日本市場

衆院解散・総選挙が見込まれる中、首相の高支持率を背景に自民党勝利が予想され、高市トレード第2幕として先週の日経平均は上昇した。野党ほぼ全党が財政支出拡大を掲げる一方、緊縮財政派は自民党内の1部と維新の会に限られる。選挙勝利により高市氏の求心力が高まれば、抵抗勢力は弱まり財政拡大は加速しよう。また、野党公約の消費税減税に対抗し自民党も食料品の減税を検討する。つまり、選挙結果に関係なく消費税減税となる可能性は高まり、インフレとそれに伴う金利上昇が予想される。選挙後は材料出尽くしに加え、英トラスショック的な動きも予想され、日本株下落リスクが浮上する。

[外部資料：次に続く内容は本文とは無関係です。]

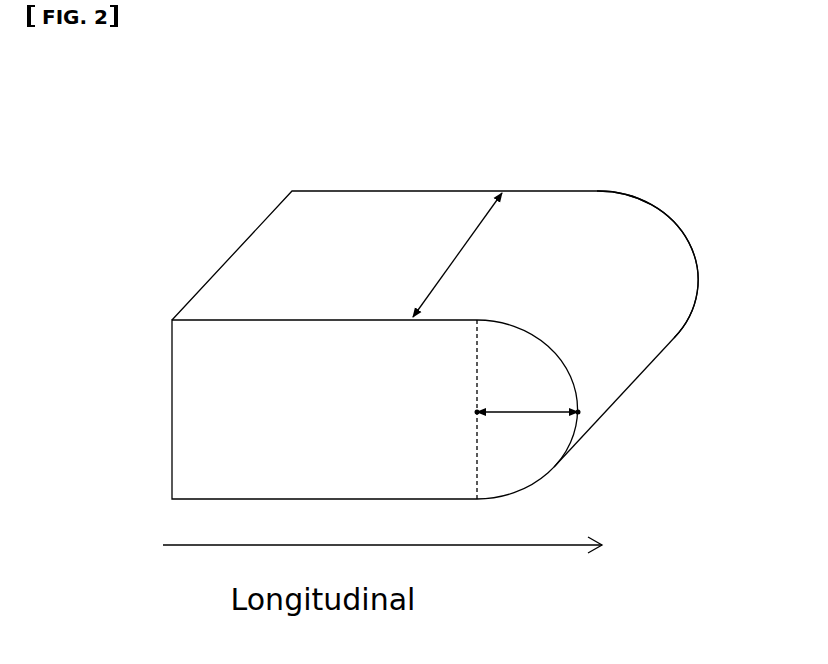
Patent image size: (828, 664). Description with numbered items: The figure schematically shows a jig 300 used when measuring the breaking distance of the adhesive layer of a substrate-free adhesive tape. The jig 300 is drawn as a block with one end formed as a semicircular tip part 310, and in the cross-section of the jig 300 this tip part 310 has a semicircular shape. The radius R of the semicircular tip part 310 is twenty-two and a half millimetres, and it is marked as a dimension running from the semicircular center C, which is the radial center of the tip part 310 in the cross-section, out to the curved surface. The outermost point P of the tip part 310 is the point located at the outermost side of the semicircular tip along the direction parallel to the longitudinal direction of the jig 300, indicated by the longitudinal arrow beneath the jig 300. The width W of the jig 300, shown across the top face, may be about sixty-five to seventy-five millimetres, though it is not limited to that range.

The jig 300 is at (433, 155).
The semicircular tip part 310 is at (658, 233).
The width of the jig W is at (457, 255).
The radius of the semicircular tip part R is at (527, 400).
The semicircular center of the tip part C is at (470, 412).
The outermost point of the tip part P is at (588, 420).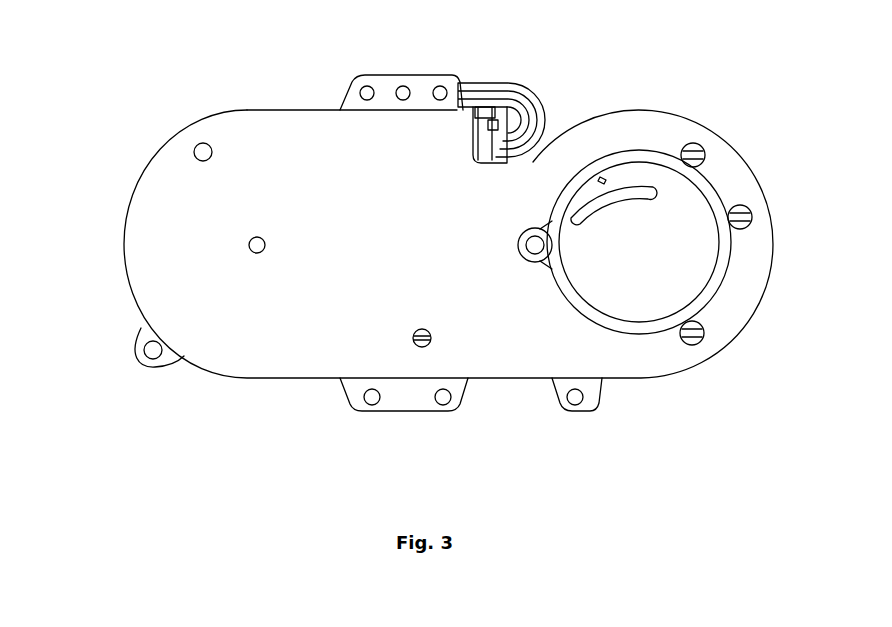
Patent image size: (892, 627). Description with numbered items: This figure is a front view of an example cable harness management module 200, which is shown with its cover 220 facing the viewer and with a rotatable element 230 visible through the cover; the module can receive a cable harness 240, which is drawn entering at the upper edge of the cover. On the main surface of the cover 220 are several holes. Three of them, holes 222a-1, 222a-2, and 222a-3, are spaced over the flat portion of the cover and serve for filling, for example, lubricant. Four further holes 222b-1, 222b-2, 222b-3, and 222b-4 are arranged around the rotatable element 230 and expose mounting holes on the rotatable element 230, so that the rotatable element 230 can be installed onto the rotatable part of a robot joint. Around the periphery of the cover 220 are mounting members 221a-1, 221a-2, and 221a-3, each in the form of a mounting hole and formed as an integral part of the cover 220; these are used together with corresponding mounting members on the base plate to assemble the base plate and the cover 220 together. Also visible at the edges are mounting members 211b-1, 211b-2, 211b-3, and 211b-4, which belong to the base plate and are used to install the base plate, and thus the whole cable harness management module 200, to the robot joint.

The cable harness management module 200 is at (146, 427).
The cover 220 is at (142, 228).
The rotatable element 230 is at (748, 280).
The cable harness 240 is at (538, 86).
The mounting member 221a-1 is at (366, 94).
The mounting member 221a-2 is at (577, 399).
The mounting member 221a-3 is at (152, 351).
The mounting member 211b-1 is at (402, 92).
The mounting member 211b-2 is at (441, 92).
The mounting member 211b-3 is at (445, 398).
The mounting member 211b-4 is at (370, 398).
The hole 222a-1 is at (196, 153).
The hole 222a-2 is at (262, 247).
The hole 222a-3 is at (425, 340).
The hole 222b-1 is at (698, 156).
The hole 222b-2 is at (745, 218).
The hole 222b-3 is at (696, 342).
The hole 222b-4 is at (518, 250).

高市首相による積極財政方針を背景に、昨年来長期金利は上昇。衆院選で自民党勝利となれば、さらなる財政支出拡大が見込まれ金利上昇は加速しよう。特にタームプレミアムが大きく需給悪化が顕著な40年債は、全14銘柄中6銘柄で時価が50円を下回り、保有する金融機関の評価損は膨らむ。今後、英トラスショック同様にBS毀損から経営不安となれば、処分売りによる金利急上昇の可能性もあろう。ただし、1月以降のCPI低下が予想されるうえ、堅調な企業業績を背景とした税収増も期待される。中立金利の上限が約3%と試算される中で、4%近辺の超長期金利は高く、中長期的にみれば買い場は近い。